Today, the old railroad monuments are becoming as important to the city's future as they were to Roanoke's past. City leaders are investing about $60 million in an ambitious initiative to wed Roanoke's railroad legacy with its hopes to revive downtown. Already renovated are the 1931 Art Deco-style office buildings of the Norfolk Southern Railway, where 13 colleges and universities now hold classes to train workers in new jobs such as biotechnology. Also in the works: converting a 1905-era passenger station into a visitor's center and a museum honoring the works of famed railroad photographer O. Winston Link.

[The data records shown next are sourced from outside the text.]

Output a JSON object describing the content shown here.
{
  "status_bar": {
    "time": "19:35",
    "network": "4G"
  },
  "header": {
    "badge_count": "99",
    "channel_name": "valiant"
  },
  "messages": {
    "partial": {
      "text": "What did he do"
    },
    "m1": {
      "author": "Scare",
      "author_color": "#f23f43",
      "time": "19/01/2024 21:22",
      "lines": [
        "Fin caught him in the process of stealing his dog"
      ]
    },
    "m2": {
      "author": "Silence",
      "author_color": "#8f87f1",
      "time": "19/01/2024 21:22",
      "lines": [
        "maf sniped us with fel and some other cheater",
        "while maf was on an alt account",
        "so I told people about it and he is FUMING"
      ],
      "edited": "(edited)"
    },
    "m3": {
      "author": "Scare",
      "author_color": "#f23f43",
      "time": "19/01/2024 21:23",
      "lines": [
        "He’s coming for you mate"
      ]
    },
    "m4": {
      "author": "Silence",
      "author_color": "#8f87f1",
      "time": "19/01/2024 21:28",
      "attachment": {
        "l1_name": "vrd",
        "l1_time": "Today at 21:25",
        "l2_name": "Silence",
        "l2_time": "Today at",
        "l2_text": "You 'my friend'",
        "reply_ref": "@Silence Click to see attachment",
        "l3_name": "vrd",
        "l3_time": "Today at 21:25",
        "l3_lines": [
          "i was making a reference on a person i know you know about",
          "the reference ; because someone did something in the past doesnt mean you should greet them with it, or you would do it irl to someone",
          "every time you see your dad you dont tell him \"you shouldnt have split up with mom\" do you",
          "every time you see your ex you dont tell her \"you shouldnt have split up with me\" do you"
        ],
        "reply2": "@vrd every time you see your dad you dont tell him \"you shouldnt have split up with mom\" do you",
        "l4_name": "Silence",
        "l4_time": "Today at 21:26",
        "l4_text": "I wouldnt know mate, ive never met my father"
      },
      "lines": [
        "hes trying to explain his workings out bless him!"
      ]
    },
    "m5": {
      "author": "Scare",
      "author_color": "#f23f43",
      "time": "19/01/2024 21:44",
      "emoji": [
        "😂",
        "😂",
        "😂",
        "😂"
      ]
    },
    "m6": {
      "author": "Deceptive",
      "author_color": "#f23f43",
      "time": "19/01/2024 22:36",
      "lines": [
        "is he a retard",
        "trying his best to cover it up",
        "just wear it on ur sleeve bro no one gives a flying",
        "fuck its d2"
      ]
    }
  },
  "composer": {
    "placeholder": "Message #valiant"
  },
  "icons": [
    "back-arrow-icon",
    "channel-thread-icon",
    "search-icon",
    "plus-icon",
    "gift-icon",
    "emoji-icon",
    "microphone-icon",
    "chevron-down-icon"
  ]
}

Behind the renovations is a public/private partnership of civic leaders, the business community, congressmen, state politicians and educators. It wasn't until community leaders rallied support and $40 million to reopen a local landmark, the Hotel Roanoke - closed in 1989 and donated by the railroad to the city and Virginia Tech - that a consensus began to develop about the potential of the city's dilapidated railroad buildings. In 1997 the Foundation for Downtown Roanoke assumed ownership of the boarded-up railroad office buildings and the passenger station. It later sold the station to Center in the Square, a nonprofit organization dedicated to supporting the region's cultural arts.

Matching facilities to owners was one of the project's biggest challenges, recalls Edwin C. Hall, the foundation's president. "We knew what the community wanted to see, what the business community wanted to see. ... Finding the proper players for the facilities was a totally different animal." Business and education leaders pushed for a massive, $19 million renovation of the railroad's main office buildings, which opened in August 2000 as a center for higher education and work force training. Today, the center's operations director, Samuel Hayes III, finds himself working in the same building where his grandfather spent 52 years as a janitor for the railroad. "I wish my grandfather was alive to see it," he says.

Work is just beginning on the $10 million renovation of the passenger station. A deal worked out with Link's estate will bring his rail photography, equipment and notes from his shoots to the station's museum. Financed with state and federal tax credits as well as corporate donations, the station is scheduled to open by March 2003.
Perhaps the thorniest issue in the Roanoke railroad project involves the almost $12 million renovation of Norfolk Southern's old General Office Building. City leaders explored tearing it down, but building experts said the building was so structurally sound that imploding it would have destroyed half the city's downtown. So the foundation asked the Roanoke Redevelop-ment and Housing Authority to turn the building into upscale apartments. It took three years and a mortgage with a federal agency - which almost fell through at the last minute - to finance Eight Jefferson Place, an 86-unit building. Scheduled for completion this fall, it will provide the largest concentration of residential housing in Roanoke's downtown area.

It's been a long haul, but slowly Roanoke's vision for downtown seems to be rumbling along much like the locomotives that used to roll past.